We have fulfilled our commitments to the European Commission, and implemented new forecasting tools and pricing tools that improve the ability of the bank to evaluate its internal resources and the risks of its clients, and to reflect those risks in the product pricing.
Now the bank is in better condition than ever and this is also valid for Bulgaria's banking system as a whole. Banking is one of the country’s best developed, most technologically advanced, and most strictly regulated industries.
How does this look against the background of the upcoming stress tests for the Bulgarian banking system?
In Fibank, the stress tests started back in 2014 and our liquidity stress test was not just theoretical, but in real life. We saw hands-on how our internal rules and evaluation of the potential risks of the system worked. And they did work. We passed the stress tests successfully. Asset quality is also a part of the ongoing stress tests. Our monitoring process includes daily monitoring of the large exposures and concentrations. These are all connected to the asset quality. We are now much more prepared in this regard. Last year we also changed our auditor, appointing BDO as the new auditing company. The results of the audit of our financial statements also demonstrated that the challenges we went through had made us better and stronger.
How do you expect interest rates on loans and deposits to change?

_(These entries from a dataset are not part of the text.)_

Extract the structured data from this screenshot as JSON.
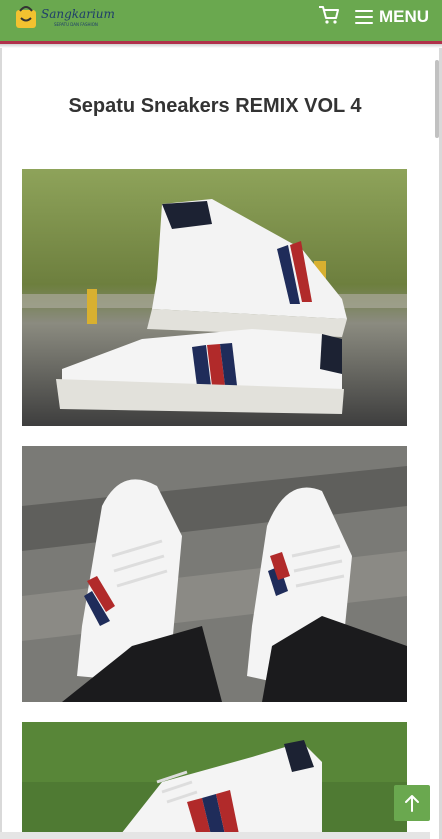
{
  "header": {
    "brand_name": "Sangkarium",
    "brand_tagline": "SEPATU DAN FASHION",
    "menu_label": "MENU",
    "colors": {
      "bar": "#6aa84f",
      "accent_border": "#b0314a"
    }
  },
  "page": {
    "title": "Sepatu Sneakers REMIX VOL 4"
  },
  "images": [
    {
      "name": "product-photo-1"
    },
    {
      "name": "product-photo-2"
    },
    {
      "name": "product-photo-3"
    }
  ],
  "icons": {
    "cart": "cart-icon",
    "menu": "hamburger-icon",
    "back_to_top": "arrow-up-icon"
  }
}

Most analyses forecast further decrease in interest rates on loans and deposits but I believe that its pace will slow down and at a certain point rates will stay more or less the same. This is connected with interest rates all across Europe due to the currency board in Bulgaria and the foreign ownership of many local banks. Bulgaria is not in the Eurozone but is a part of the European economy. Our country was not obliged to pass the asset quality review but it decided to do it anyway, as this will bring us closer to the European banking standards and levels of banking products.

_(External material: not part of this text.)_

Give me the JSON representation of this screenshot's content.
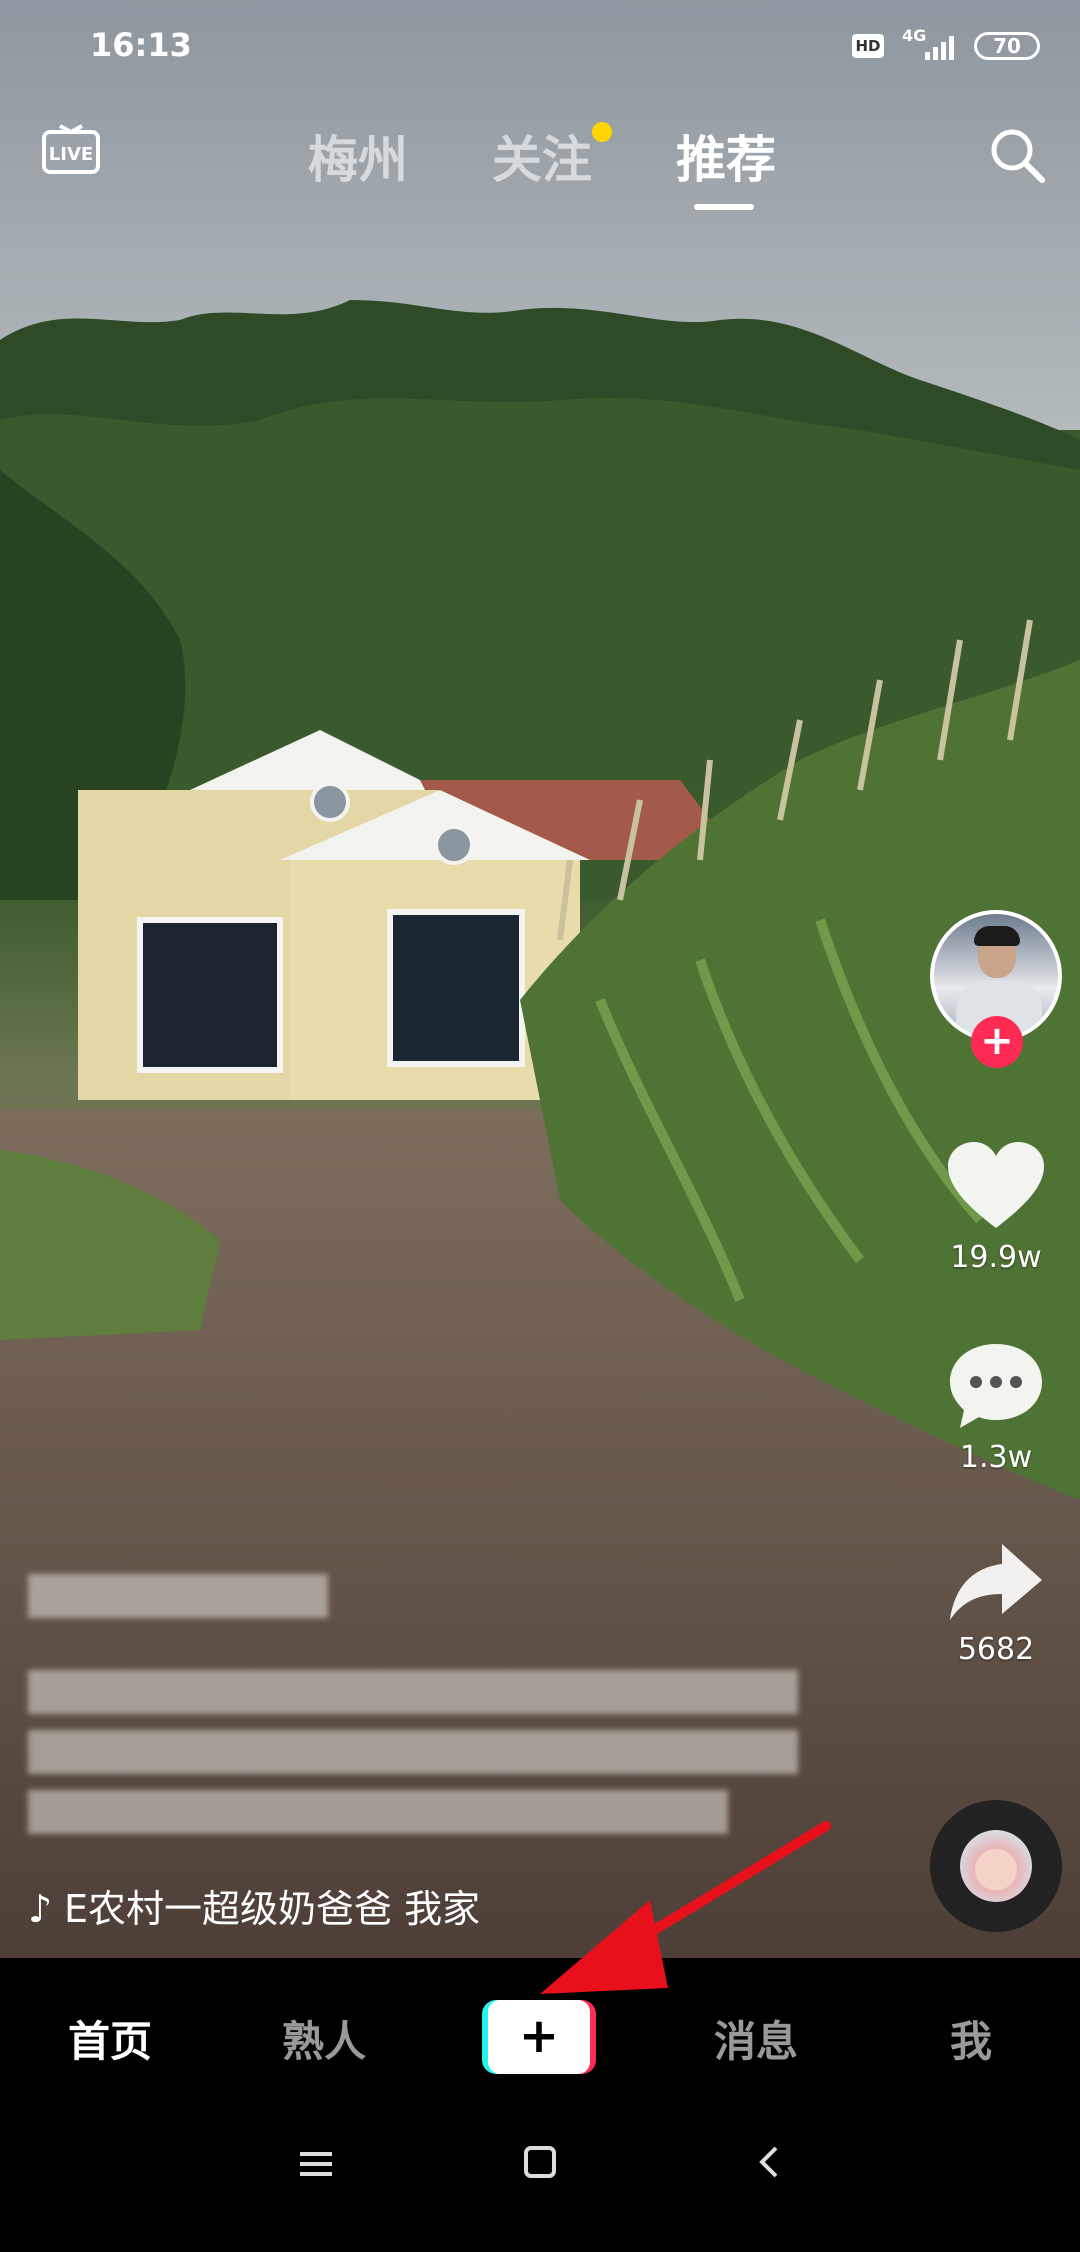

Fibank is also broadening its network.
For the 23 years of its existence, Fibank has been growing organically and this trend will continue. One exception was the acquisition of Union Bank in 2014 when, in a remarkably short time, we integrated an entire bank, complete with its accounting system, corporate policies, loan portfolio and branch network. We have one of the most effective multi-channel distribution networks in the country with 162 branches all over Bulgaria, and also with presence in Albania, Cyprus and Macedonia. Fibank was the first in the country to launch a completely virtual bank branch, its own call centre, as well as a digital credit card. We also have an e-shop so that our sales infrastructure is quite well developed.
We believe that in the near future the Bulgarian banking system will see a significant number of consolidations. In the following year, probably 20 percent of the assets in the system will change their owners and, with the assistance of our partners, we plan to be among the leading players in this process. We are interested in expanding our Albanian network, and in penetrating the Serbian and Romanian markets. We expect our client base to grow even further, and growth as a rule goes hand in hand with implementation of new products, including the so-called FinTech that will help us go beyond traditional banking. One of Fibank's priorities is to remain among the most technologically advanced banks. Some of our new technologies will go live by the end of this year. Our clients will enjoy worldwide service 24 hours a day, 365 days a year. In brief, in our future development we look ahead to new technologies and development of new markets.